I’m a plant ecologists interested in plant-insect interactions, floral herbivory, and alternate forms of plant defense. I earned my Bachelor’s with a double major in biology and English. My PhD research studied how chemical defenses in flowers affect plant-insect interactions. My post-doc work involved helping build Project Baseline, a long-term nation-wide seedbank for the study of plant evolution – a project I’m still involved in. Since starting at MHU, I’ve also worked to help establish the Mars Hill University Arboretum and Tree Trail. I love including students in my research, and mentoring them through the process of planning and carrying out independent projects. Students often have the freshest research ideas!

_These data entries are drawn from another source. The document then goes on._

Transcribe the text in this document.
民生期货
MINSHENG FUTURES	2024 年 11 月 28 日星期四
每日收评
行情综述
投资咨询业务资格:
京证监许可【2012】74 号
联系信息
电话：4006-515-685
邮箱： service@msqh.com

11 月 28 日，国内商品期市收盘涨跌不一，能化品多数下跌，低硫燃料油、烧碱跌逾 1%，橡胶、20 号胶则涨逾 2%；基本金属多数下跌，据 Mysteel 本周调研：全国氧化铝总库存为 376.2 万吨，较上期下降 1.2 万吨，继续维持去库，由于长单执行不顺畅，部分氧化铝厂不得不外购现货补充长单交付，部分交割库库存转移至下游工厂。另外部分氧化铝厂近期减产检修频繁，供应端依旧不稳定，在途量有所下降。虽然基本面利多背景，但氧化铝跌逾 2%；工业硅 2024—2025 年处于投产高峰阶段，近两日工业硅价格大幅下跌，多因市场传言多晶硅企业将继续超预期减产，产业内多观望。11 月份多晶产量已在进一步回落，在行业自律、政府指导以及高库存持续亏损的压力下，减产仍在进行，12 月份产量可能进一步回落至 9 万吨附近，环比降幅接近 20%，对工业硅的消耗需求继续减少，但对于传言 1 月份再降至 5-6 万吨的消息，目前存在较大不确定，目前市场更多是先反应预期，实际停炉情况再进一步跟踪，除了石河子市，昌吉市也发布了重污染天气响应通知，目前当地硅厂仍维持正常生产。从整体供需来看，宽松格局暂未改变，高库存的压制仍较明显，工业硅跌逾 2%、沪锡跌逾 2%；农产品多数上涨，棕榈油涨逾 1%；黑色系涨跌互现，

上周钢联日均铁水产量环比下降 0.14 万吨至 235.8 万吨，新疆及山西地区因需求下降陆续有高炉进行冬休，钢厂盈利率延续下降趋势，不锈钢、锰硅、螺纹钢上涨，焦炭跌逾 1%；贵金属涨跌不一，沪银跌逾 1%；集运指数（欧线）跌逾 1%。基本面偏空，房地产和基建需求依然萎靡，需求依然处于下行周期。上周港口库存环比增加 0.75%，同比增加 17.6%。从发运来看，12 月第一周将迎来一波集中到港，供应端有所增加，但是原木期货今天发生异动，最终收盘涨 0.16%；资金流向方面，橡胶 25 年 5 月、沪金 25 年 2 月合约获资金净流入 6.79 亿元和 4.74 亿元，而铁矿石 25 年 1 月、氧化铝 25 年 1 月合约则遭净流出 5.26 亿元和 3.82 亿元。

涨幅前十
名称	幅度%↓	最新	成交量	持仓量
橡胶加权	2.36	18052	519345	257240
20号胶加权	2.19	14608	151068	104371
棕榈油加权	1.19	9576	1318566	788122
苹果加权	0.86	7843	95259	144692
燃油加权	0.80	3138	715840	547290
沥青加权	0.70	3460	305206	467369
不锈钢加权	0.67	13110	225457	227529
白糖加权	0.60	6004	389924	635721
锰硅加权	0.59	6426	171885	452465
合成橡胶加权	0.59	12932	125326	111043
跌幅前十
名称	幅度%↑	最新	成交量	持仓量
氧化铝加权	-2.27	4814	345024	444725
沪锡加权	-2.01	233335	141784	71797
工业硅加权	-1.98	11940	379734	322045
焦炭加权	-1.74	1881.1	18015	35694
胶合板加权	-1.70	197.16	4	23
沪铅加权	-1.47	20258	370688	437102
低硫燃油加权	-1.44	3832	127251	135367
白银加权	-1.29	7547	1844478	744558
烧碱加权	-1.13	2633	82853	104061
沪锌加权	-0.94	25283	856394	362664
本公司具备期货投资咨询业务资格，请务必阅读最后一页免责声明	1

I teach both of the botany classes at Mars Hill University (Vascular Plants and Plant Taxonomy). I also frequently teach our introductory class Bio 120: Organisms and Evolution and our junior seminar course on Research Methods. When possible, I like to teach interdisciplinary courses as well, and have taught honors courses on plant-insect interactions in human society and on the science in science fiction. I believe in the power of hands-on learning, and like to bring my classes outside when possible. I also think that quantitative and writing skills, as well as creativity, are essential to being a good scientist.
Outside of the classroom, I enjoy creative fiction writing, reading, baking, vegetable gardening, and spending time with my family. Feel free to ask about what I’m reading or writing now, or ask if I’ll share a cookie or scone recipe, or start a conversation about heirloom vegetables and seed saving!